Mechanism of Action:

Dapagliflozin:

Sodium-glucose cotransporter 2 (SGLT2), expressed in the proximal renal tubules, is responsible for the majority of the reabsorption of filtered glucose from the tubular lumen. Dapagliflozin is an inhibitor of SGLT2. By inhibiting SGLT2, dapagliflozin reduces the reabsorption of filtered glucose and lowers the renal threshold for glucose, and thereby increasing urinary glucose excretion.

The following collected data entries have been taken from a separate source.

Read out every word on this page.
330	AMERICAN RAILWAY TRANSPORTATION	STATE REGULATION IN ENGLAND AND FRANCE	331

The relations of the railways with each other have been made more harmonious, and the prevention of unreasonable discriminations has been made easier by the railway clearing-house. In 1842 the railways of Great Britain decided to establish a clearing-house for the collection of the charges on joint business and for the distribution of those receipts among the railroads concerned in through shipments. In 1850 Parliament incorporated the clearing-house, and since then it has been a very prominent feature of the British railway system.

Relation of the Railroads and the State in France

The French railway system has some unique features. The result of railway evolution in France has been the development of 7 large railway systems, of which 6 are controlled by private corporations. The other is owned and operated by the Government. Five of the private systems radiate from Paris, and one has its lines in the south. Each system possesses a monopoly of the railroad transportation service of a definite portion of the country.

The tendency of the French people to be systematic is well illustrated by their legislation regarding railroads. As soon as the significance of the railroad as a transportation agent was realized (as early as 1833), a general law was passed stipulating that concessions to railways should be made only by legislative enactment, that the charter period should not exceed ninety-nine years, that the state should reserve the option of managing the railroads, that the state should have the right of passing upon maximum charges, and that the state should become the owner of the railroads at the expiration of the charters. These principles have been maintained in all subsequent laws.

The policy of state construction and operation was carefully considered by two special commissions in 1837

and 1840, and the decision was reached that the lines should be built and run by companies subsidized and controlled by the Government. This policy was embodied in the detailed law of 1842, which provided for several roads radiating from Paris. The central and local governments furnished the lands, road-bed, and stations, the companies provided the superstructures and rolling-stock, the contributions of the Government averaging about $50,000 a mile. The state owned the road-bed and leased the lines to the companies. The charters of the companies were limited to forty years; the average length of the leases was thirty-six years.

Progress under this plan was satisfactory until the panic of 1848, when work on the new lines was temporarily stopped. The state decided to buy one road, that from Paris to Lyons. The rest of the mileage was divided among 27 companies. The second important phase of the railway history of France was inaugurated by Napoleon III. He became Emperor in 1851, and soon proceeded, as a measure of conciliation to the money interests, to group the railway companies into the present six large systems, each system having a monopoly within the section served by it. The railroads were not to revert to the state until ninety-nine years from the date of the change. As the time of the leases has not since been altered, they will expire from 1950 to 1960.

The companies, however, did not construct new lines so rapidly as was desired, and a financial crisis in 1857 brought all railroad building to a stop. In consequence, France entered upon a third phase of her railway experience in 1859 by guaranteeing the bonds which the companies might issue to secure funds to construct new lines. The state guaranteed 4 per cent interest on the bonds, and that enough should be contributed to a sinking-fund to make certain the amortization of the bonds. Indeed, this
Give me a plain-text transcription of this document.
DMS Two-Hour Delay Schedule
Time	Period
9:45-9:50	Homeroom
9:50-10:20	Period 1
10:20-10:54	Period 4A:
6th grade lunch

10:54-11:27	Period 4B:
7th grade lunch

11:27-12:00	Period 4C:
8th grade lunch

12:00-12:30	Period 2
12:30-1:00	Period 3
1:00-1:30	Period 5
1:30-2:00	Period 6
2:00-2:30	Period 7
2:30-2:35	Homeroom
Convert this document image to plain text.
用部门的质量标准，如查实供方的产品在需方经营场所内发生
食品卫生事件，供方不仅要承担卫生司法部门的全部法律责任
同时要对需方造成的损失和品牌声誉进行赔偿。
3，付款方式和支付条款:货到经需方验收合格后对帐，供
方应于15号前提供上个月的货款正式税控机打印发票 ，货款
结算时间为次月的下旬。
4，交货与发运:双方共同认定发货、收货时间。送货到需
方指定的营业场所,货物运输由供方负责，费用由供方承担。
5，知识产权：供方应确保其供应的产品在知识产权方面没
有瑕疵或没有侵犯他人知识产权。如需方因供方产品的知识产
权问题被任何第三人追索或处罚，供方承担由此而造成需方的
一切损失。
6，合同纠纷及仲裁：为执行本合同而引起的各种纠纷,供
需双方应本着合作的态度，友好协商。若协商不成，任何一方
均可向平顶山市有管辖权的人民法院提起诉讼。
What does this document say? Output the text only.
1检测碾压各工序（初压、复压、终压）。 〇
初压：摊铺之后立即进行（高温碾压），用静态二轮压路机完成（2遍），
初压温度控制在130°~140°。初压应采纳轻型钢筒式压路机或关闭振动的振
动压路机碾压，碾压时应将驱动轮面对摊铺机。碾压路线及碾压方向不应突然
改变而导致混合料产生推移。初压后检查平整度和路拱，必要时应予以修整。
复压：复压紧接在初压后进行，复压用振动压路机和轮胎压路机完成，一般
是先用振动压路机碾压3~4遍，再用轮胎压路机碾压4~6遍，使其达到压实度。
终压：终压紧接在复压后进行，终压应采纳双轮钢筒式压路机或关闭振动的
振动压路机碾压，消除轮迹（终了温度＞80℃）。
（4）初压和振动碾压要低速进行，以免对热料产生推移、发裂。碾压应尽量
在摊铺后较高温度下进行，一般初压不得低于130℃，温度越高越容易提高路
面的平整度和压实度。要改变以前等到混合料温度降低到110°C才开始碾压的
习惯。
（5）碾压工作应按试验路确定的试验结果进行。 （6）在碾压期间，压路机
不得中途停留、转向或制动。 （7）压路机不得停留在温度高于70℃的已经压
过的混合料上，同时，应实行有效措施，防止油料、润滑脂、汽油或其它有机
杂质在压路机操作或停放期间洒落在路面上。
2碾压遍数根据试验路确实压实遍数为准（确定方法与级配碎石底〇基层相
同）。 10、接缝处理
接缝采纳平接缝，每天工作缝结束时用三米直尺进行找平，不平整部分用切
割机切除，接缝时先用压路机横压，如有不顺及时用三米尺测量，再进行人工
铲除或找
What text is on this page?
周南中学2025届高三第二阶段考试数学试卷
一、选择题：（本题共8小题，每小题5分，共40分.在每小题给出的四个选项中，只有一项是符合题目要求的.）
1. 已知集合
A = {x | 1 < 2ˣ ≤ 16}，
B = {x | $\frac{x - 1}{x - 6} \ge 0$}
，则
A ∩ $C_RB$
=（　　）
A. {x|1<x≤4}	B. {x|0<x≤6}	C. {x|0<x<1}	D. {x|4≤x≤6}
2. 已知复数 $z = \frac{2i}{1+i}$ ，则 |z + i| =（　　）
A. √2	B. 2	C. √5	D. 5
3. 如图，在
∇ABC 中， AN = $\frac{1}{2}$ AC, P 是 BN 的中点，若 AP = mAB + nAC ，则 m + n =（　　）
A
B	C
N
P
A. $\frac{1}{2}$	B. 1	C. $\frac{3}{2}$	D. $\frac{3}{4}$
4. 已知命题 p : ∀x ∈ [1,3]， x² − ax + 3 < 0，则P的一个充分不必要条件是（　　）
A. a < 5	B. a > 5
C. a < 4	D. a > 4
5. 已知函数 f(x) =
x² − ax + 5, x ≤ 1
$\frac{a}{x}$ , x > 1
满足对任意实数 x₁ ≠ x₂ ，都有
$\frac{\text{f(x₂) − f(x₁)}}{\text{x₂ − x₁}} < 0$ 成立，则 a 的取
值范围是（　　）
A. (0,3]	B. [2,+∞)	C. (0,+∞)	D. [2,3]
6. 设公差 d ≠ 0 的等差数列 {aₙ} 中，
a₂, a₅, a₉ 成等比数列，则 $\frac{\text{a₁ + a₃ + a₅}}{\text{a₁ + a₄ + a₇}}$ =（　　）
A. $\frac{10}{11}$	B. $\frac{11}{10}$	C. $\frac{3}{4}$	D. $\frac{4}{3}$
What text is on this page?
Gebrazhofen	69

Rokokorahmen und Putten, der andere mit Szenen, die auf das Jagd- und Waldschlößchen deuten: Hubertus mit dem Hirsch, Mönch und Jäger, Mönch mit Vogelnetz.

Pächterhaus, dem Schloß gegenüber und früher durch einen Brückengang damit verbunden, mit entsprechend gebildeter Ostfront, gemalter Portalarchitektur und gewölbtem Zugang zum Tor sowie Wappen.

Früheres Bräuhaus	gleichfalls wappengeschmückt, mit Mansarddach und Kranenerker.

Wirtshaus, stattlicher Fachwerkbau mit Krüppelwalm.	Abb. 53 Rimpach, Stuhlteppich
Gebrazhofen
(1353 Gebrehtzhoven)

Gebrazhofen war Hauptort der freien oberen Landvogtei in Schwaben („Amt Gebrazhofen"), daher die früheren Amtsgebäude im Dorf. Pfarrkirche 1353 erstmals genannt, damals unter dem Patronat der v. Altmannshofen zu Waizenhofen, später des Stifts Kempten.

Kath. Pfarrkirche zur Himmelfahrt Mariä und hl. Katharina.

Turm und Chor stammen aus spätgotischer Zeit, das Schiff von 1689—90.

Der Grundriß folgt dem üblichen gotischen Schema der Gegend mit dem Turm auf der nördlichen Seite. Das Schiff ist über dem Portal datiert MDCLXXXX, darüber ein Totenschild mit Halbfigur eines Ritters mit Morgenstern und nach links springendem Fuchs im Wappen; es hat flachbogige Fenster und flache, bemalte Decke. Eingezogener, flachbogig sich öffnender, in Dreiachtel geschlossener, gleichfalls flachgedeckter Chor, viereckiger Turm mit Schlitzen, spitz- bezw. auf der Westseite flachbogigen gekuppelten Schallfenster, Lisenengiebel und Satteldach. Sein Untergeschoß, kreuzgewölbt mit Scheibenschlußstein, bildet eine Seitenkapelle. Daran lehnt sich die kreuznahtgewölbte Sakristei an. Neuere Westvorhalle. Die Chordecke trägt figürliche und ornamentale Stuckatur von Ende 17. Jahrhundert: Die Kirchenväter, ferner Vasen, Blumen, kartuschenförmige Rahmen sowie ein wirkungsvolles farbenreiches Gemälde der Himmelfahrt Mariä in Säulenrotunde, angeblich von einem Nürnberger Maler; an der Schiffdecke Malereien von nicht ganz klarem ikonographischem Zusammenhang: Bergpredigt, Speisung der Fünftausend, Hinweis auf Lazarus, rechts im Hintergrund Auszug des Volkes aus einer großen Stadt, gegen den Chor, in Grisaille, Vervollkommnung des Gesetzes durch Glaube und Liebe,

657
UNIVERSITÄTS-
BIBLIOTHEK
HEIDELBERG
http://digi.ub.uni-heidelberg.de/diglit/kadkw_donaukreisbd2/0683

Metformin is an antihyperglycemic agent that improves glucose tolerance in patients with type 2 diabetes, lowering both basal and postprandial plasma glucose. Metformin decreases hepatic glucose production, decreases intestinal absorption of glucose, and improves insulin sensitivity by increasing peripheral glucose uptake and utilization. Unlike sulfonylureas, metformin does not produce significant hypoglycemia in either patients with type 2 diabetes or normal subjects and does not cause hyperinsulinemia.

INDICATION & USAGE:

Dapasis M is a combination of dapagliflozin, a sodium-glucose cotransporter 2 (SGLT2) inhibitor, and metformin, a biguanide, indicated as an adjunct to diet and exercise to improve glycemic control in adults with type 2 diabetes mellitus when treatment with both dapagliflozin and metformin is appropriate.

 

CONTRAINDICATIONS:

Moderate to severe renal impairment.

History of serious hypersensitivity to dapagliflozin or hypersensitivity to metformin hydrochloride.

Metabolic acidosis, including diabetic ketoacidosis.

ADVERSE REACTIONS:

The most common adverse reactions associated with Dapagliflozin are female genital mycotic infections, nasopharyngitis, and urinary tract infections.